The Enemy at Home – German Internees in World War I Australia is the title of a book by Nadine Helmi and Gerhard Fischer, and it is a title that invites such questions. Was Australia less the home of second and third generation descendants of German immigrants than it was the home of children of Anglo-Saxon settlers? Did those of German descent represent a threat to their fellow Australians? Were they enemies? What is certain is that those of Anglo-Saxon descent – at least those in authority – were the enemies of their fellow Australians of German descent. Over 7,000 were interned.
Nadine Helmi was the guest speaker at the last meeting of the German speaking group Kaffee und Kuchen. She described how the book, winner of the 2012 National Trust Heritage Award, evolved from the discovery in 2007 in Dorfen, Germany of a substantial set of photographs, taken by Paul Dubotzki, and kept in the home of Dubotzki’s two elderly daughter for 87 years.
In 1914 Paul Dubotzki had accompanied an expedition to Sumatra and China as the official photographer. He was in New Guinea when war broke out. Evading capture, he made his way to Adelaide, but there in 1915 he was discovered and interned on Torrens Island as an enemy alien. His camera was not confiscated, and so he began recording on film the internees’ experience, first on Torrens Island and later at Holsworthy and Trial Bay, both in New South Wales.
His fellow internees included men of many professions – the authorities selected leaders of communities, not necessarily with any political views, to intern – and with his camera Dubotzki produced quite dramatic images of life in the internment camps. He photographed men at their work, blacksmiths, bakers, carpenters. And men at leisure, creating human pyramids, dressed in costume for theatrical productions, holding musical instruments. They made of their camps an active, vital community. Only women were missing. Visits from wives, mothers, sisters and daughters were rare.

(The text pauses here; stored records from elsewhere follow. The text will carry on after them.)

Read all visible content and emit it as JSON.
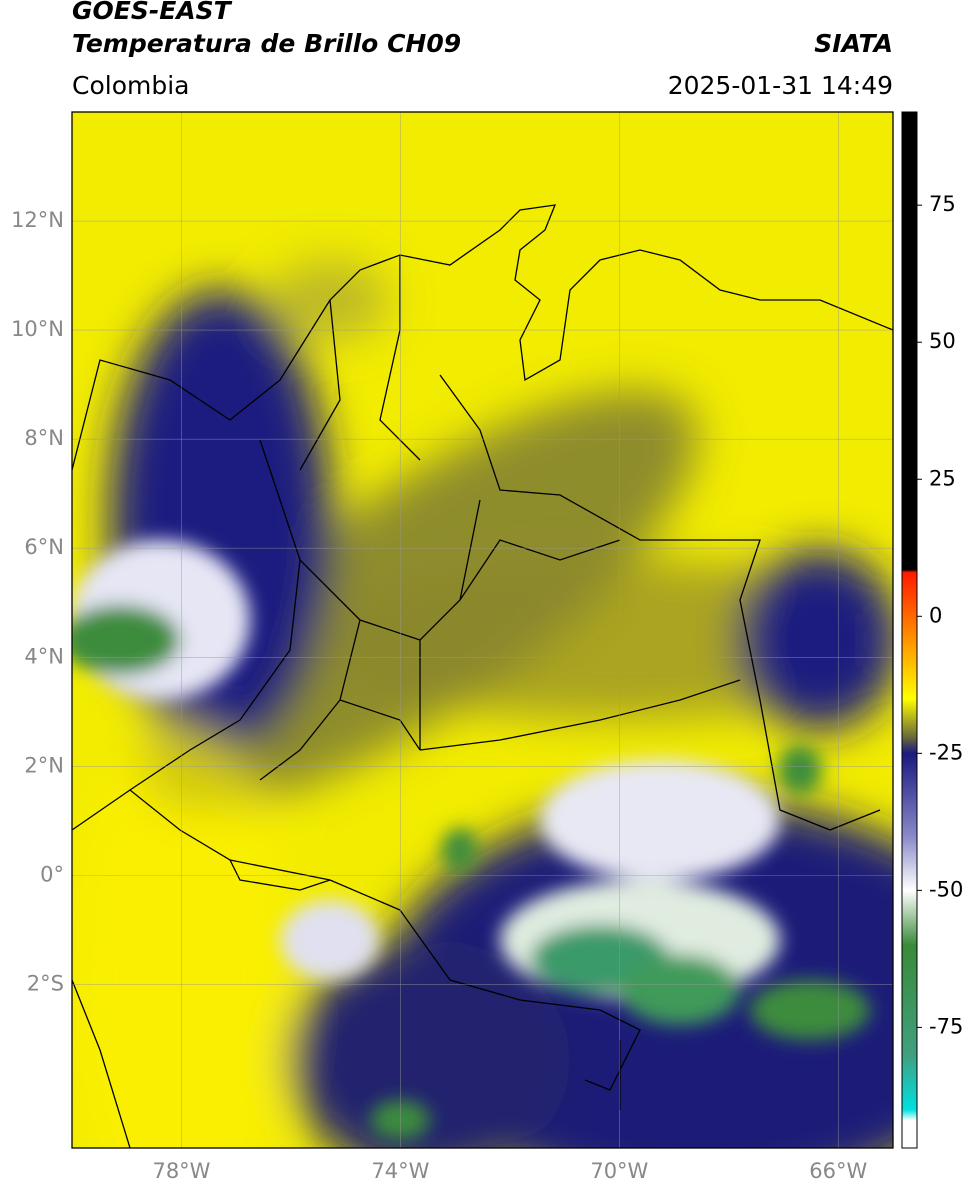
{
  "header": {
    "satellite": "GOES-EAST",
    "product": "Temperatura de Brillo CH09",
    "region": "Colombia",
    "source": "SIATA",
    "datetime": "2025-01-31 14:49"
  },
  "map": {
    "lonlim": [
      -80,
      -65
    ],
    "latlim": [
      -5,
      14
    ],
    "lat_ticks": [
      {
        "value": 12,
        "label": "12°N"
      },
      {
        "value": 10,
        "label": "10°N"
      },
      {
        "value": 8,
        "label": "8°N"
      },
      {
        "value": 6,
        "label": "6°N"
      },
      {
        "value": 4,
        "label": "4°N"
      },
      {
        "value": 2,
        "label": "2°N"
      },
      {
        "value": 0,
        "label": "0°"
      },
      {
        "value": -2,
        "label": "2°S"
      }
    ],
    "lon_ticks": [
      {
        "value": -78,
        "label": "78°W"
      },
      {
        "value": -74,
        "label": "74°W"
      },
      {
        "value": -70,
        "label": "70°W"
      },
      {
        "value": -66,
        "label": "66°W"
      }
    ],
    "grid": true
  },
  "colorbar": {
    "clim": [
      -97,
      92
    ],
    "ticks": [
      75,
      50,
      25,
      0,
      -25,
      -50,
      -75
    ],
    "stops": [
      {
        "value": 92,
        "color": "#000000"
      },
      {
        "value": 8.5,
        "color": "#000000"
      },
      {
        "value": 8,
        "color": "#ff1a00"
      },
      {
        "value": -5,
        "color": "#ff9a00"
      },
      {
        "value": -15,
        "color": "#ffff00"
      },
      {
        "value": -22,
        "color": "#6b6b3a"
      },
      {
        "value": -25,
        "color": "#1a1a80"
      },
      {
        "value": -40,
        "color": "#8888c8"
      },
      {
        "value": -50,
        "color": "#ffffff"
      },
      {
        "value": -60,
        "color": "#3a8a3a"
      },
      {
        "value": -80,
        "color": "#40a080"
      },
      {
        "value": -90,
        "color": "#00e0e0"
      },
      {
        "value": -92,
        "color": "#ffffff"
      }
    ]
  }
}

To complement the photographs Nadine Helmi and Gerhard Fischer collected letters, often tucked away in family archives, of many internees, letters that expressed bewilderment, shock, but also resilience and hope.
Paul Dubotzki was repatriated to Germany in 1919. He started a photographic business in Dorfen, Bavaria, married and had three children. At first he was a commercial photographer, but soon he began to capture the beauty of the local landscape on film and with paint on canvas. World War II brought tragedy with the death of his only son. Paul Dubotzki died in 1962.
The meeting was preceded by a German luncheon of Sauerbraten and vegetables – an event every three months, eagerly anticipated by members – and was followed by the usual coffee and cake. The next meeting will be held at the Langmeil Centre, 7 Maria Street, Tanunda on Monday, 30 October at 1 pm.
The Barossa German Language Association’s next major event will be Konzert at the Chateau, a concert at Chateau Tanunda by renowned pianist Clemens Leske, on Sunday afternoon, 26 November.